Toutes les recettes pour briller en société ou, pourquoi pas, écrire une chronique à succès, l’une des plus efficaces consiste à se comparer à la Corée du Sud. Il y a tant d’années (par exemple, un demi-siècle, ou “dans les années 1950”), la Corée du Sud était un pays très pauvre (ou “plus pauvre que le Maroc”, ou “le plus pauvre du monde”). Sauf que, là où le Maroc stagna, la Corée du Sud, elle, s’acharna à se hisser aux sommets d’où elle nous toise aujourd’hui. Cette comparaison, qui émerge dans la presse au moins une fois par an, dite sur le ton de l’évidence, se retrouve d’ailleurs dans d’autres pays voisins, et parfois même auprès des institutions internationales. Lesquelles expliquent doctement que le Maroc (ou l’Algérie, ou le Sénégal) devrait faire comme la Corée du Sud. Le problème avec ce type de comparaison, c’est que loin de clarifier une situation, elle ne fait que l’embrouiller encore plus, avec, comme philosophie inconsciente, une espèce d’idéologie de la volonté (“eux, ils l’ont fait, parce qu’ils l’ont décidé, et voulu”), qui néglige l’histoire, le poids de la culture et le contexte géopolitique.
En réalité, le succès de la Corée du Sud, comme d’ailleurs de Taïwan, du Japon ou, aujourd’hui, de la Chine ou du Vietnam, tient à des facteurs anciens et très profonds, complètement inaccessibles au volontarisme politique de court terme. Loin d’être le fruit d’une politique unique lancée au lendemain de la Seconde guerre mondiale, l’essor est-asiatique est par excellence le résultat de toute une civilisation. La Corée a connu, dès le XVe siècle, un début d’alphabétisation de masse, avec l’invention d’un alphabet simplifié qui remplaçait le idéogrammes chinois. Le confucianisme, qu’elle a en partage avec l’ensemble de la région, et qui n’a jamais été remis en cause, lui a donné une forte structure hiérarchisée, rarement discutée, et le culte du savoir plutôt que de la guerre, avec comme corollaire l’idéal du mandarin plutôt que du soldat. Enfin, sa structure familiale est de type souche, comme celle du Japon ou de l’Allemagne : le respect des aînés, l’acceptation des inégalités, un penchant pour l’autoritarisme, font partie des caractéristiques de ce type de structures anthropologiques.

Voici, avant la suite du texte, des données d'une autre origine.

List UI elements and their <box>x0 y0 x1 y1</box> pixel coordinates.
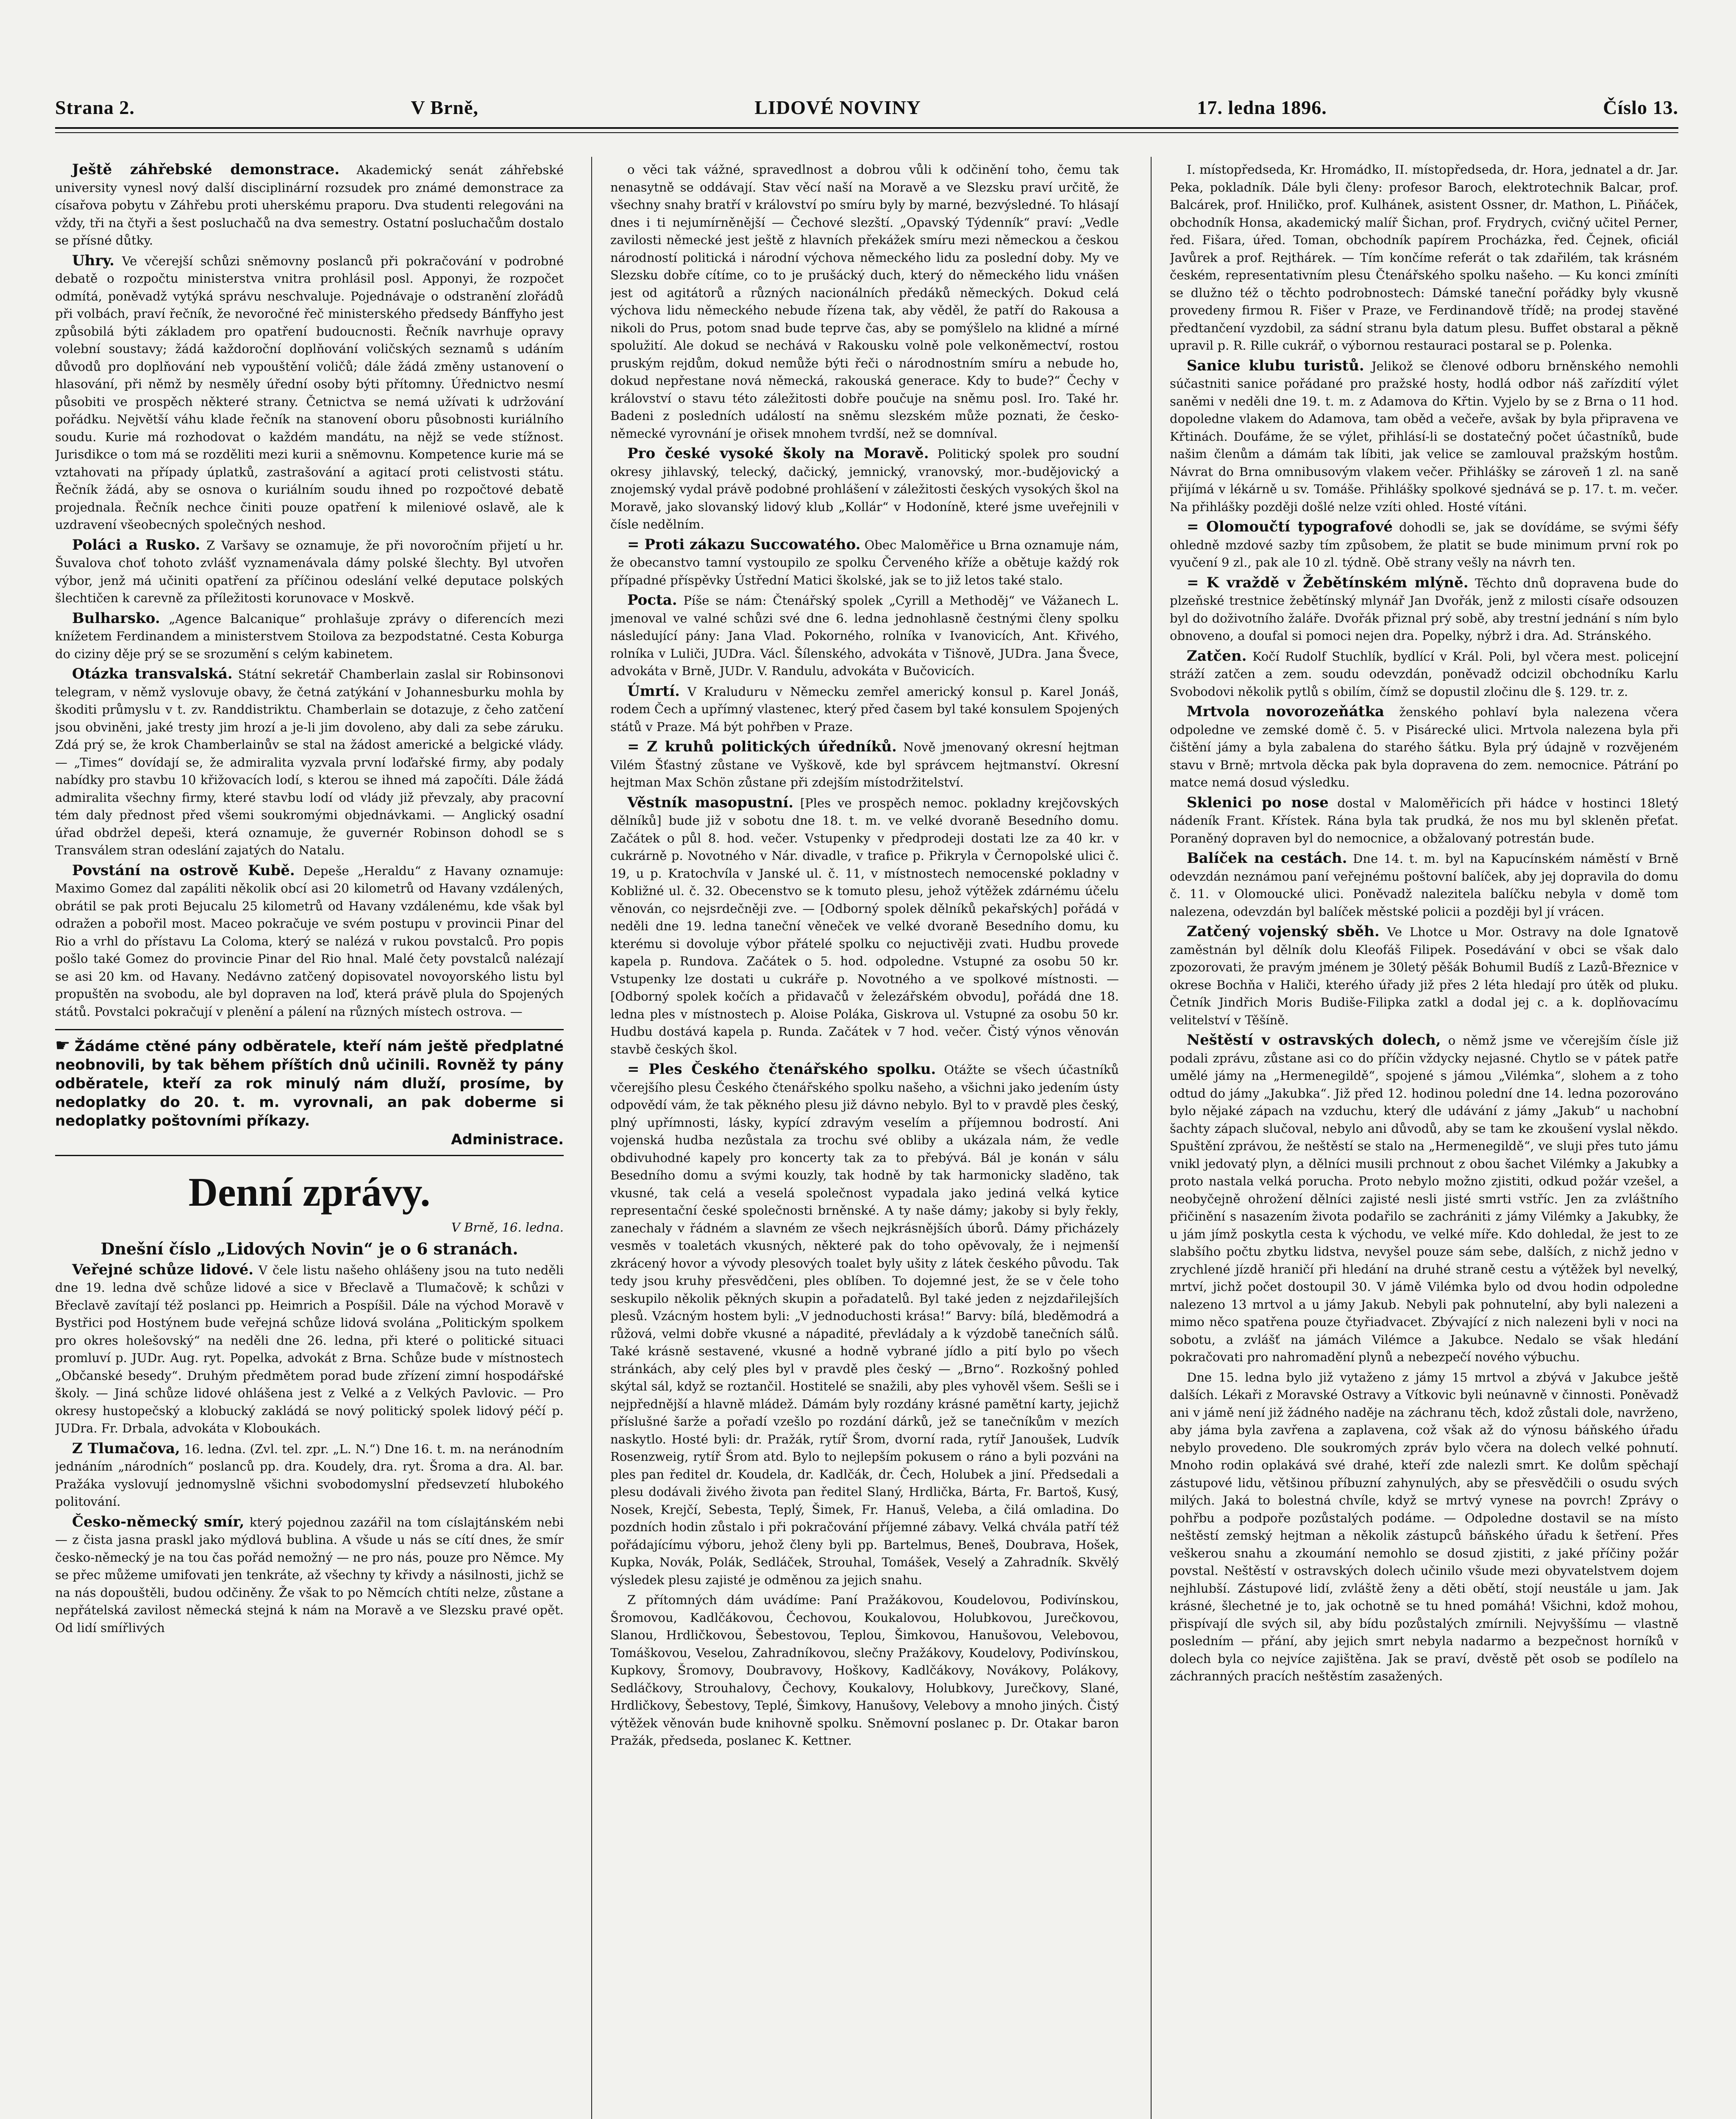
article-heading: Z Tlumačova, <box>72 1440 180 1457</box>
article <box>610 1061 1119 1589</box>
article-body: Píše se nám: Čtenářský spolek „Cyrill a Methoděj“ ve Vážanech L. jmenoval ve valné schůzi své dne 6. ledna jednohlasně čestnými členy spolku následující pány: Jana Vlad. Pokorného, rolníka v Ivanovicích, Ant. Křivého, rolníka v Luliči, JUDra. Václ. Šílenského, advokáta v Tišnově, JUDra. Jana Švece, advokáta v Brně, JUDr. V. Randulu, advokáta v Bučovicích. <box>610 593 1119 678</box>
article <box>55 252 564 534</box>
article <box>55 161 564 250</box>
place-of-publication: V Brně, <box>411 97 479 118</box>
article-body: dohodli se, jak se dovídáme, se svými šéfy ohledně mzdové sazby tím způsobem, že platit se bude minimum první rok po vyučení 9 zl., pak ale 10 zl. týdně. Obě strany vešly na návrh ten. <box>1170 520 1678 570</box>
article-heading: Zatčen. <box>1187 647 1247 665</box>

Ce simple panorama montre déjà en quoi la culture maghrébine est aux antipodes de la coréenne. L’égalitarisme musulman sunnite, auquel s’ajoutent la structure familiale égalitaire et endogame, l’idéal de l’homme actif et remuant, l’individualisme acharné… Le Maroc, comme l’Algérie ou la Tunisie, est fondé sur des présupposés inconscients très différents. Voilà pourquoi en Corée du Sud les dictatures se sont succédé sans traumatisme insurmontable. Syngman Rhee, puis Park, gouvernèrent avec une poigne de fer, firent des dizaines de milliers de mort, mirent en esclavage des centaines de milliers de marginaux, comprimèrent les salaires et se partagèrent les bénéfices avec une minuscule oligarchie. Voilà le vrai miracle coréen, et plus généralement est-asiatique : la capacité d’une société à supporter l’insupportable individuellement en vue d’un projet collectif. Le recours à la Corée du Sud est en réalité un procédé rhétorique. Il vise à dédouaner une structure sociale au profit de la responsabilité (ou de l’irresponsabilité) des dirigeants : ah, si seulement on avait eu Park plutôt qu’El Fassi ou Benkirane, et vous aurez vu le miracle marocain ! Le miracle marocain se produira le jour où on se verra enfin tels que nous sommes.